In this paper, the authors look at generalization in DNNs. They find that if you take a dataset that generalised well w/ a DNN and then retrain it, but with completely random labels (instead of the original true labels), your training error will not decrease. They also also highlight an important discrepancy against traditional ML theory that states $p\ll n$ (where $p$ is dimensionality/parameters and $n$ is the number of observations) where in DL applications typically the number of parameters vastly outnumbers the training examples $p \gg n$ for example in most popular DCNNs there are over 8M parameters. This observation leads the authors to surmise that DNNs have the capacity to simply memorise the dataset. You may say that is an obvious argument as we all know these DNNs are very flexible models and will indeed learn the noise and overfit and that’s why we use regularisation. However, the authors go on to note that regularisation doesn’t even play a traditional role in DL as we think.

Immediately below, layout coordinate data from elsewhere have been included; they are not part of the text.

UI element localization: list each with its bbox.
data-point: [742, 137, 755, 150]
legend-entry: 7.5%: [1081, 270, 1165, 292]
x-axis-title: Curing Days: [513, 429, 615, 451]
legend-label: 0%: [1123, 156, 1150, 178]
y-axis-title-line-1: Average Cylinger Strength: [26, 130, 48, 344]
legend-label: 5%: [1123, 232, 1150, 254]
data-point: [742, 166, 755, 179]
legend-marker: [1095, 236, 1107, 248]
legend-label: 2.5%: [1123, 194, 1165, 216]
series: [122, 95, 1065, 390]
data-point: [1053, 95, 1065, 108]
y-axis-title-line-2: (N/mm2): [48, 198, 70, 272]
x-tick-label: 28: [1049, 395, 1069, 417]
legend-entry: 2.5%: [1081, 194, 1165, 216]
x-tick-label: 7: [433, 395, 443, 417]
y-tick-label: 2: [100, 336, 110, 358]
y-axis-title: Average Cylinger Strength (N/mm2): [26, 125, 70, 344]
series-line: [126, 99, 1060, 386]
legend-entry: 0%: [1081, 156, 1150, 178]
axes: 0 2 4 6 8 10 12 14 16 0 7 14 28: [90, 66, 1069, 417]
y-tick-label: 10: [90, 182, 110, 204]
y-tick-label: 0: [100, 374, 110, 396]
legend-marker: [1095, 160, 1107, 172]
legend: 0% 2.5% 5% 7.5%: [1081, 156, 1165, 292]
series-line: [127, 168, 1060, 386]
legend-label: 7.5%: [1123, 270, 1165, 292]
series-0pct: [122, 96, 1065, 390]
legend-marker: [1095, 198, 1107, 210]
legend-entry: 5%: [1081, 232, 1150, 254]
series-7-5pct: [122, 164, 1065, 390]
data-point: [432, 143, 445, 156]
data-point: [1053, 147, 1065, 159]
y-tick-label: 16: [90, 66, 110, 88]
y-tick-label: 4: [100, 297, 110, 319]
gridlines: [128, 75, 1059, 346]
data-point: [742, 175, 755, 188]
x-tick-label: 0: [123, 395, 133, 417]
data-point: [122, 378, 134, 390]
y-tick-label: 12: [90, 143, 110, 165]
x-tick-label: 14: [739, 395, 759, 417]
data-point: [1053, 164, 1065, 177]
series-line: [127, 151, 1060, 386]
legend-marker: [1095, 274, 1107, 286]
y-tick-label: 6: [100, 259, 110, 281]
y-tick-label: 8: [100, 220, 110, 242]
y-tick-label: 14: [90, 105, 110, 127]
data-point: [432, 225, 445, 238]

In the traditional ML school of thought regularisation is motivated by Ocam’s razor, which tells us simpler is better and simpler in ML is less total parameters or smaller magnitude parameters $p$ . Regularisation in DL is manifest in multiple ways including dropout. However, even w/ regulation, the DL model still fits the random labels which says regularization doesn’t help the generalization error and this is not working as expected in the traditional sense:
In contrast with classical convex empirical risk minimization, where explicit regularization is necessary to rule out trivial solutions, we found that regularization plays a rather different role in deep learning. It appears to be more of a tuning parameter that often helps improve the final test error of a model, but the absence of all regularization does not necessarily imply poor generalization error. As reported by Krizhevsky et al. (2012), L2-regularization (weight decay) sometimes even help optimization, illustrating its poorly understood nature in deep learning.
I think the main message of the paper is not to show “that generalization is bad for a problem with random labels”, but rather it shows training accuracy can be as good for a problem with randomized labels. While it is interesting and thought-provoking, I also think it is not super surprising, or groundbreaking. I could be wrong, but it seems the authors did not fully debunk a explaining theory (If they do, please definitely comment and let me know!) that: implicit regularization by SGD plays important role in selection of generalizable models over their counterparts. Namely, with the same cost, models with smaller norm are easy to “reach” under SGD training, and that’s why current SGD based training would produce generalizable models when they can also memorize.